Remove Duplicated Expression Evaluations

This is an optimisation pattern.

Summary

Avoid duplicated evaluation of expressions by using mechanisms to retain or cache their values.

Application conditions

This pattern is relevant if the same expression evaluation occurs in multiple places within a transformation rule or specification, and these evaluations will produce the same value at these different locations. It also applies if the same form of complex expression reoccurs with different arguments.

Solution

Remove duplicated evaluations of complex expressions from transformation specifications: duplicated expressions e within a single rule can be factored out by using a

let v = e

construct, which evaluates the expression e once, the value can be subsequently referenced by the identifier v. Duplicates in different rules can be factored out by defining auxiliary data features and storing pre-computed expression values in these features. Alternatively, they can be factored (with or without caching) by defining query operations to compute them. For duplicated expression forms with varying arguments, formal parameters of the query operations are defined.

Benefits

Modularity of the specification is increased, because of the higher factorisation of the specification after the pattern is applied. Efficiency should usually be increased, if duplicated evaluations are removed.

Disadvantages

Efficiency may not be increased in certain cases. If cached values are never used then the overhead of caching may increase memory use and execution time. Likewise, if functions are used to factor out repeated expressions, then there is an additional overhead of function calling.

Applications and examples

The pattern is applicable to all categories of transformation. This optimisation is performed in ATL by moving duplicated expression evaluations to helper operations, whose results are cached. Depending on the structure of the input model, this may reduce execution times. The unique lazy rules of ATL provide another means of avoiding duplicated evaluations, as do cached query operations in UML-RSDS. Languages such as Kermeta and Viatra also have mechanisms for factoring out repeated evaluations.

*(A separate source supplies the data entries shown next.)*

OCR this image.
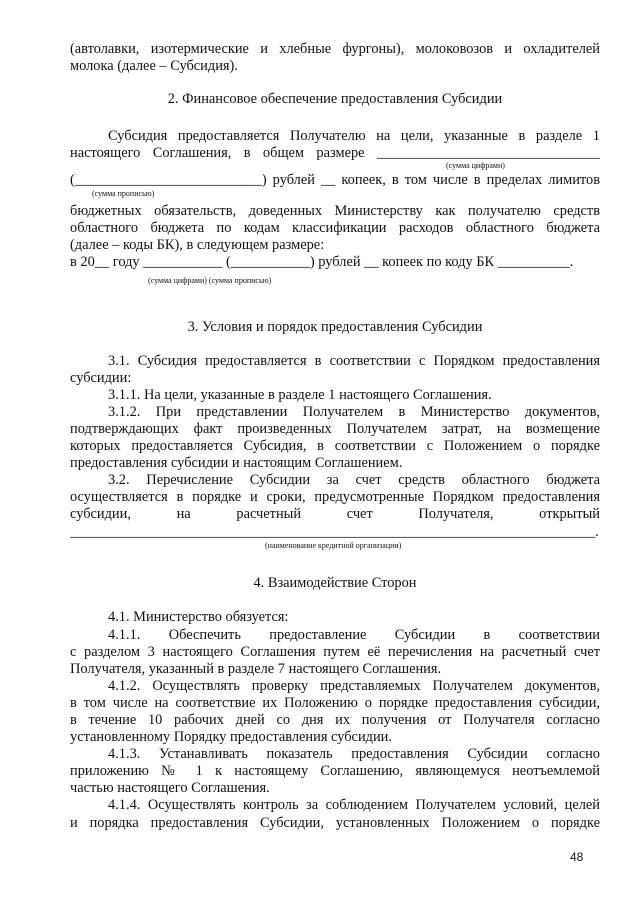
(автолавки, изотермические и хлебные фургоны), молоковозов и охладителей
молока (далее – Субсидия).
2. Финансовое обеспечение предоставления Субсидии
Субсидия предоставляется Получателю на цели, указанные в разделе 1
настоящего Соглашения, в общем размере _______________________________
(сумма цифрами)
(__________________________) рублей __ копеек, в том числе в пределах лимитов
(сумма прописью)
бюджетных обязательств, доведенных Министерству как получателю средств
областного бюджета по кодам классификации расходов областного бюджета
(далее – коды БК), в следующем размере:
в 20__ году ___________ (___________) рублей __ копеек по коду БК __________.
(сумма цифрами) (сумма прописью)
3. Условия и порядок предоставления Субсидии
3.1. Субсидия предоставляется в соответствии с Порядком предоставления
субсидии:
3.1.1. На цели, указанные в разделе 1 настоящего Соглашения.
3.1.2. При представлении Получателем в Министерство документов,
подтверждающих факт произведенных Получателем затрат, на возмещение
которых предоставляется Субсидия, в соответствии с Положением о порядке
предоставления субсидии и настоящим Соглашением.
3.2. Перечисление Субсидии за счет средств областного бюджета
осуществляется в порядке и сроки, предусмотренные Порядком предоставления
субсидии, на расчетный счет Получателя, открытый
_________________________________________________________________________.
(наименование кредитной организации)
4. Взаимодействие Сторон
4.1. Министерство обязуется:
4.1.1. Обеспечить предоставление Субсидии в соответствии
с разделом 3 настоящего Соглашения путем её перечисления на расчетный счет
Получателя, указанный в разделе 7 настоящего Соглашения.
4.1.2. Осуществлять проверку представляемых Получателем документов,
в том числе на соответствие их Положению о порядке предоставления субсидии,
в течение 10 рабочих дней со дня их получения от Получателя согласно
установленному Порядку предоставления субсидии.
4.1.3. Устанавливать показатель предоставления Субсидии согласно
приложению № 1 к настоящему Соглашению, являющемуся неотъемлемой
частью настоящего Соглашения.
4.1.4. Осуществлять контроль за соблюдением Получателем условий, целей
и порядка предоставления Субсидии, установленных Положением о порядке
48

An example of duplicated expressions within a rule occurs in the class diagram rationalisation case study solution using UML-RSDS (Kolahdouz-Rahimi et al., 2014), in the rule:

a : specialization.specific.ownedAttribute and
v = specialization->select(
specific.ownedAttribute->exists( b | b.name = a.name and b.type = a.type ) ) and v.size > 1 implies
Entity->exists( e | e.name = name + a.name and a : e.ownedAttribute and e.specialization = v and
Generalization->exists( g | g : specialization and g.specific = e and v.specific.ownedAttribute-> select( name = a.name )-> isDeleted() ) )

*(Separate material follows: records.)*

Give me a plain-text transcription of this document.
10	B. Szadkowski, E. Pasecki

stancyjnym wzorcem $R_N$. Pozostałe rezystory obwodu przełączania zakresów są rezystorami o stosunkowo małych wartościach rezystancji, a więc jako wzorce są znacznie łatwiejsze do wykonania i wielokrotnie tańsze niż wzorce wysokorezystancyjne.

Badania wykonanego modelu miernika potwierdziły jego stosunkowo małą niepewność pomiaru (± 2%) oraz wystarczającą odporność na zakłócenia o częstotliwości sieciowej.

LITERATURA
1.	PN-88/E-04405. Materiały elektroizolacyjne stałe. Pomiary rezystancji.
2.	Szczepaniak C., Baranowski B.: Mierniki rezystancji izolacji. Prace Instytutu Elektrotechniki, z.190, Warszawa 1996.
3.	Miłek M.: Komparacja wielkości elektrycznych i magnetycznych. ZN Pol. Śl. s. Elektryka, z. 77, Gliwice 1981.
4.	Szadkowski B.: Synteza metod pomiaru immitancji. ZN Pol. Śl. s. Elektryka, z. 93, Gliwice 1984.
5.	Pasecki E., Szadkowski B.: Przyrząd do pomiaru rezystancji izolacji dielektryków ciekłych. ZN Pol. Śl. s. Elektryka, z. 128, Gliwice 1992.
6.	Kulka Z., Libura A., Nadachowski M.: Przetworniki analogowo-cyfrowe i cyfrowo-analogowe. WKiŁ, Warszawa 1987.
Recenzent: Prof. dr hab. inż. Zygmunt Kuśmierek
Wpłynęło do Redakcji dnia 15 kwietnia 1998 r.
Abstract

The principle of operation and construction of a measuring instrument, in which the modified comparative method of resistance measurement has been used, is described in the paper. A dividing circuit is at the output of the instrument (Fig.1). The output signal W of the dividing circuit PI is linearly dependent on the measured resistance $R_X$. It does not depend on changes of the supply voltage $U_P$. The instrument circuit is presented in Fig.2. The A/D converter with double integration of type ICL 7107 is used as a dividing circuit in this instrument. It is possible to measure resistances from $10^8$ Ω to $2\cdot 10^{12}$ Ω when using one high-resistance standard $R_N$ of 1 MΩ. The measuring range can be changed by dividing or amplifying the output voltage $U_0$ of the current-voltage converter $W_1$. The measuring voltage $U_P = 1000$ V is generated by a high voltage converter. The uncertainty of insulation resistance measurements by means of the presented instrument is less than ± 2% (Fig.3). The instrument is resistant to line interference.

operating on instances of Entity. Here, a let variable v is used to avoid re-computation of the complex expression

specialization->select(
specific.ownedAttribute->exists( b | b.name = a.name and b.type = a.type ) )

which is used in three places in the constraint.

Related patterns

This is a special case of a general modularisation and optimisation strategy for factoring out repeated sub-expressions from programs or specifications (Lano, 2008). In (Cuadrado et al, 2008) the related pattern finding constant expressions is described to factor out repeatedly evaluated expressions with constant values. Auxiliary Metamodel can be used to cache precomputed expression values in auxiliary metamodel elements. The concept of memoisation of function values (Michie, 1968) is another form of caching of result values to avoid redundant computations.

The same concept of factoring can be applied to common update functionality that is repeated in different rules. However, such factoring only improves the modularity and clarity of the specification, and does not improve efficiency. Implementation of update factoring using explicit rule invocation is described in (Kurtev et al, 2006).

(Cuadrado et al, 2008) J. S. Cuadrado, F. Jouault, J. G. Molina, J. Bezivin, Optimization patterns for OCL-based model transformations, MODELS 2008, vol. 5421 LNCS, Springer-Verlag, pp. 273--284, 2008.

(Kolahdouz-Rahimi et al., 2014) S. Kolahdouz-Rahimi, K. Lano, S. Pillay, J. Troya, P. Van Gorp, Evaluation of model transformation approaches for model refactoring, Science of Computer Programming, 2013, http://dx.doi.org/10.1016/j.scico.2013.07.013.

(Kurtev et al, 2006) I. Kurtev, K. Van den Berg, F. Joualt, Rule-based modularisation in model transformation languages illustrated with ATL, Proceedings 2006 ACM Symposium on Applied Computing (SAC 06), ACM Press, pp. 1202--1209, 2006.

(Lano, 2008) K. Lano, A catalogue of UML model transformations, http://www.dcs.kcl.ac.uk/staff/kcl/tcat.pdf, 2006.

(Michie, 1968) D. Michie, Memo Functions and Machine Learning, Nature, vol. 218, pp. 19--22, 1968.